First of all, they exist to correct a problem, and they require a surgeon who has extensive knowledge (and preferably a degree) in his or her field. No matter what the operation may be, the surgeon needs many tools to get the job done.
A scalpel is the obvious first tool that comes to mind. Without it, there is no way for the surgeon to get access to the problem area. But there are other "less important" tools as well. If a surgeon cuts an artery and can't clamp off the area, there are going to be a lot more problems than just the initial one. Yes, as small as a clamp is, without it, the patient will most likely not make it.
The surgeon needs a mask to filter and keep the potentially harmful germs at bay. And what about anesthesia? I know it has nothing to do with the affected area, but I wouldn't want to go into an operation without it, would you? And then there are the sutures, the bandages, the medicines for the long road back to good health. And even though no one else can do the work for the surgeon, without many helping hands in the operating room to monitor, give feedback, pass tools and wipe a sweaty brow, the surgeon would have a hard time accomplishing successfully the task at hand.
The analogy between surgery weight loss could go on and on. What about after the surgery is completed? The transplant is done. The heart is pumping. Does the patient get up and go home? No! Healing takes time and focus. It doesn't happen overnight.
The point is, to successfully accomplish any difficult task, there are a variety of tools available. The one we focus on is the diet. But diet alone won't get you thin. Are you using all the tools you have?

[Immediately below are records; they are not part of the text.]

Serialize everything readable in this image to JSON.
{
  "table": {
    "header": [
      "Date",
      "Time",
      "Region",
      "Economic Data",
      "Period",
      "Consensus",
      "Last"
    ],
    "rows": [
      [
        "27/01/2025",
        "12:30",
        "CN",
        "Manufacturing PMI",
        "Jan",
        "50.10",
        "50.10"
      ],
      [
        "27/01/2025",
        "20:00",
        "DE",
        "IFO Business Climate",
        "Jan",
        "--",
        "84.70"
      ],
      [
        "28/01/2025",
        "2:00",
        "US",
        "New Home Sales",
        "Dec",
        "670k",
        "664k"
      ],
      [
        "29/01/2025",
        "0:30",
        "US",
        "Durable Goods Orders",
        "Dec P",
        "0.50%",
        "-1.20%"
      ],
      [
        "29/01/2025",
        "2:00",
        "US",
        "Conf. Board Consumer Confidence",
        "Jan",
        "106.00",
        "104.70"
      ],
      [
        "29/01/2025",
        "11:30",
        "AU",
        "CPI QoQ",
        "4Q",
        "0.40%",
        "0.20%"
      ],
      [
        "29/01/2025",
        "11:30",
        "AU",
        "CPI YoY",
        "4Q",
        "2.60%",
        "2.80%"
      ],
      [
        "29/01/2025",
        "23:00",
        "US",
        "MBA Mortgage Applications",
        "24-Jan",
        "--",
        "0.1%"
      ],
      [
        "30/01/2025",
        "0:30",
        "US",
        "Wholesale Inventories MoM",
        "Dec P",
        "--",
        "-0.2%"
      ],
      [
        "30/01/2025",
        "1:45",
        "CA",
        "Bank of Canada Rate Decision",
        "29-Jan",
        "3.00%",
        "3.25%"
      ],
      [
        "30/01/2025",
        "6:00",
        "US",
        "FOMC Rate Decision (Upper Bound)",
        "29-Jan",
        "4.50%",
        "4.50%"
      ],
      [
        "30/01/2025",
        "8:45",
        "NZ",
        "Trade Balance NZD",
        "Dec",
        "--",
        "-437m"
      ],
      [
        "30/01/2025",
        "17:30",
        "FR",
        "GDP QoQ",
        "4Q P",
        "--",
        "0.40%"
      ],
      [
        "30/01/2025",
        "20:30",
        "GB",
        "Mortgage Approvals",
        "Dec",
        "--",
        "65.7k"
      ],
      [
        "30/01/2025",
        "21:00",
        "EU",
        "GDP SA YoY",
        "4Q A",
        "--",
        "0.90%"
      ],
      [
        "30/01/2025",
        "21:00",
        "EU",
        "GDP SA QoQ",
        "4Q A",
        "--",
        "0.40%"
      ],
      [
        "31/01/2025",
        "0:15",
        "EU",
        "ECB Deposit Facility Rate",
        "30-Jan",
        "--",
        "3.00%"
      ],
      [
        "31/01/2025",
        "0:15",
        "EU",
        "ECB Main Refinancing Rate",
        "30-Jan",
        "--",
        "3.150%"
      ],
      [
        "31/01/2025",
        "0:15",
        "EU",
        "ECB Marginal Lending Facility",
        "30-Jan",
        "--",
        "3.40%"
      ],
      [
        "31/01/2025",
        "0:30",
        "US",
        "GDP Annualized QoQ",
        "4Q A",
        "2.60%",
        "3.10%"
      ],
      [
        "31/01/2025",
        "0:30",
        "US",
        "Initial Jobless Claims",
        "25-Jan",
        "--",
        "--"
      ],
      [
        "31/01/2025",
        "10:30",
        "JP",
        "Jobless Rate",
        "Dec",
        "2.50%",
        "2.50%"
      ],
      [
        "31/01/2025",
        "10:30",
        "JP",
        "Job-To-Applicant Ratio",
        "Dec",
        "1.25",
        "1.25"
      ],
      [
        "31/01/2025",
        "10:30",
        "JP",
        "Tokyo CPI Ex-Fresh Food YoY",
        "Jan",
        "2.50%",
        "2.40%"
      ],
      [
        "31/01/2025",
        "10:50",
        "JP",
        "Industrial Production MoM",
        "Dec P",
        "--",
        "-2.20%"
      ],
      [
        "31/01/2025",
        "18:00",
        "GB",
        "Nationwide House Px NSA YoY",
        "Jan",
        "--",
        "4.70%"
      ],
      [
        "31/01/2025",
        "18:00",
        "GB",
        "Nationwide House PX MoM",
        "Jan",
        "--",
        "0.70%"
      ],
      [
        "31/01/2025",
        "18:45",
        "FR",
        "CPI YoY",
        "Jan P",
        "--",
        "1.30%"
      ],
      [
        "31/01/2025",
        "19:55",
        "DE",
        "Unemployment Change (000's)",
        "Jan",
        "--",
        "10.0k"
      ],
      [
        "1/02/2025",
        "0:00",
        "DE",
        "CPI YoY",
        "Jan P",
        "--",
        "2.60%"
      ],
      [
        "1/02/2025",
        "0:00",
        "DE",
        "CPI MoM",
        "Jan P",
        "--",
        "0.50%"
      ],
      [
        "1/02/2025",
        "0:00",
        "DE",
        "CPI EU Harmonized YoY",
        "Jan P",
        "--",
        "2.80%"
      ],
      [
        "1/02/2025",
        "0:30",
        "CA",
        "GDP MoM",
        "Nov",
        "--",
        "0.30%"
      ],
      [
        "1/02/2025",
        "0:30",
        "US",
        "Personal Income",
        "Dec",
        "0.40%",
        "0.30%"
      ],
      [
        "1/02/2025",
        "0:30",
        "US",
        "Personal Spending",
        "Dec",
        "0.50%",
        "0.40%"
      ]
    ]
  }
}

Do you have all the tools you need?
Don't think you'll be successful without them! You must write out your day before you begin on something! Get a diary! Use index cards and punch a hole in the corner and put them on a ring if a new diary is not in the budget, but write it down! Use a scale to measure your food. Get out the measuring cups and teaspoons. Stop estimating!
Go to your meetings! They're there for you. Find a friend! Get on the daily motivational email list. Try a new recipe. Get a new kind of produce or cracker or grain. And please wear a pedometer. Get one for your spouse and your children. Just knowing how active you are instead of assuming is a great first step on the long road to a healthier new you.
The truth is that you can get to your goal weight and stay there! But without using all your important (and seemingly not-so-important tools), you may end up just laying on the or table forever.